A body is under the action of two forces 8N, and 10N. Find the resistant of the forces if;the forces are parallel and act in the same direction
B)the forces are parallel and act in opposite direction.
C)the two forces are inclined at an angle of 60 degree to each other.
To find the resultant of forces acting on a body, we can use vector addition. The resultant force is the sum of the individual forces.
A) When two forces are parallel and act in the same direction:
In this case, the forces can simply be added together to find the resultant force.
Resistant force = 8N + 10N = 18N
B) When the forces are parallel and act in opposite directions:
In this case, we need to subtract the smaller force from the larger force.
Resistant force = |8N - 10N| = 2N (Since the direction of the force is opposite, we take the magnitude by ignoring the negative sign)
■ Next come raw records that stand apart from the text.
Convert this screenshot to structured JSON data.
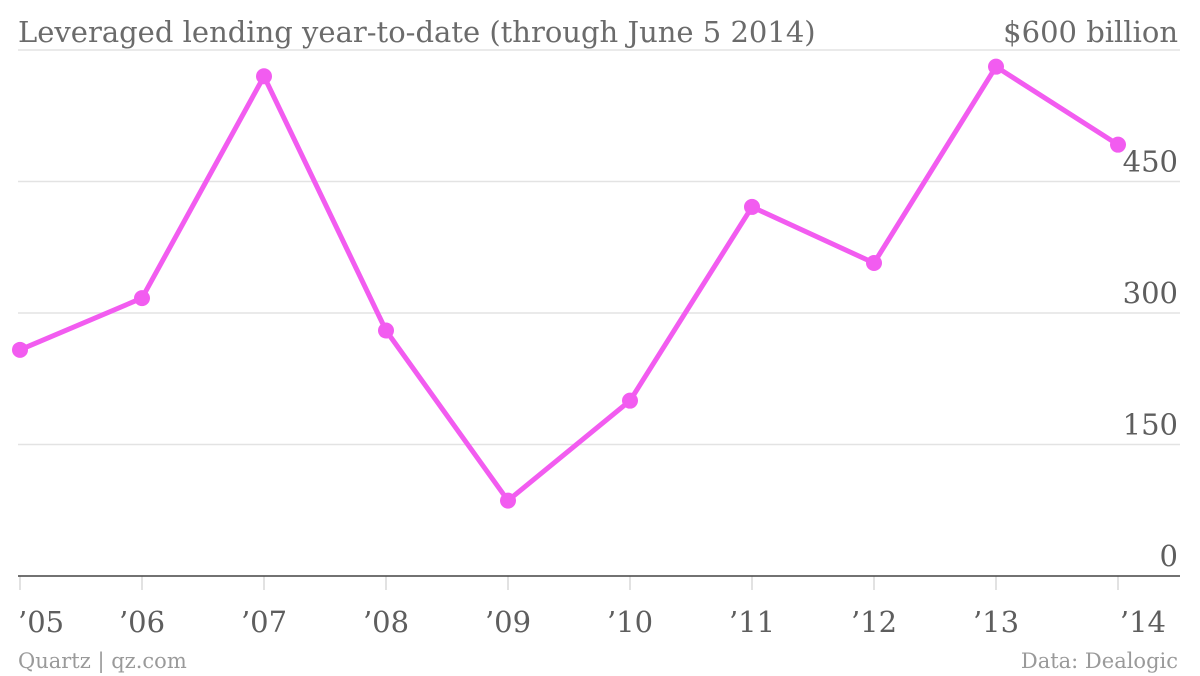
{
  "chart_data": {
    "type": "line",
    "title": "Leveraged lending year-to-date (through June 5 2014)",
    "y_unit_label": "$600 billion",
    "categories": [
      "’05",
      "’06",
      "’07",
      "’08",
      "’09",
      "’10",
      "’11",
      "’12",
      "’13",
      "’14"
    ],
    "series": [
      {
        "values": [
          258,
          317,
          570,
          280,
          86,
          200,
          421,
          357,
          581,
          492
        ]
      }
    ],
    "y_ticks": [
      "0",
      "150",
      "300",
      "450",
      "$600 billion"
    ],
    "y_tick_values": [
      0,
      150,
      300,
      450,
      600
    ],
    "ylim": [
      0,
      600
    ],
    "grid": true,
    "y_axis_position": "right",
    "colors": {
      "line": "#f25cf0",
      "grid": "#e3e3e3",
      "baseline": "#444444",
      "text": "#5e5e5e",
      "footer": "#9a9a9a"
    }
  },
  "footer": {
    "source_left": "Quartz | qz.com",
    "source_right": "Data: Dealogic"
  }
}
C) When the two forces are inclined at an angle of 60 degrees to each other:
In this case, we can resolve the forces into their components along the x-axis and y-axis.
Let's assume the 8N force is F1 and the 10N force is F2.
For F1 = 8N, the x-component (Fx1) is given by:
Fx1 = F1 * cos(60°) = 8N * cos(60°) = 8N * 1/2 = 4N
For F1 = 8N, the y-component (Fy1) is given by:
Fy1 = F1 * sin(60°) = 8N * sin(60°) = 8N * √3/2 ≈ 6.93N (rounded to two decimal places)
For F2 = 10N, the x-component (Fx2) is given by:
Fx2 = F2 * cos(60°) = 10N * cos(60°) = 10N * 1/2 = 5N
For F2 = 10N, the y-component (Fy2) is given by:
Fy2 = F2 * sin(60°) = 10N * sin(60°) = 10N * √3/2 ≈ 8.66N (rounded to two decimal places)
Now, calculate the x-components and y-components separately:
Fx_total = Fx1 + Fx2 = 4N + 5N = 9N
Fy_total = Fy1 - Fy2 = 6.93N - 8.66N ≈ -1.73N (rounded to two decimal places)
The resultant force can be obtained using the Pythagorean theorem:
Resistant force = √(Fx_total^2 + Fy_total^2) = √(9N^2 + (-1.73N)^2) = √(81N^2 + 3N^2) = √(84N^2) = √84N ≈ 9.16N (rounded to two decimal places)
Therefore, the resultant force when the two forces are inclined at an angle of 60 degrees to each other is approximately 9.16N.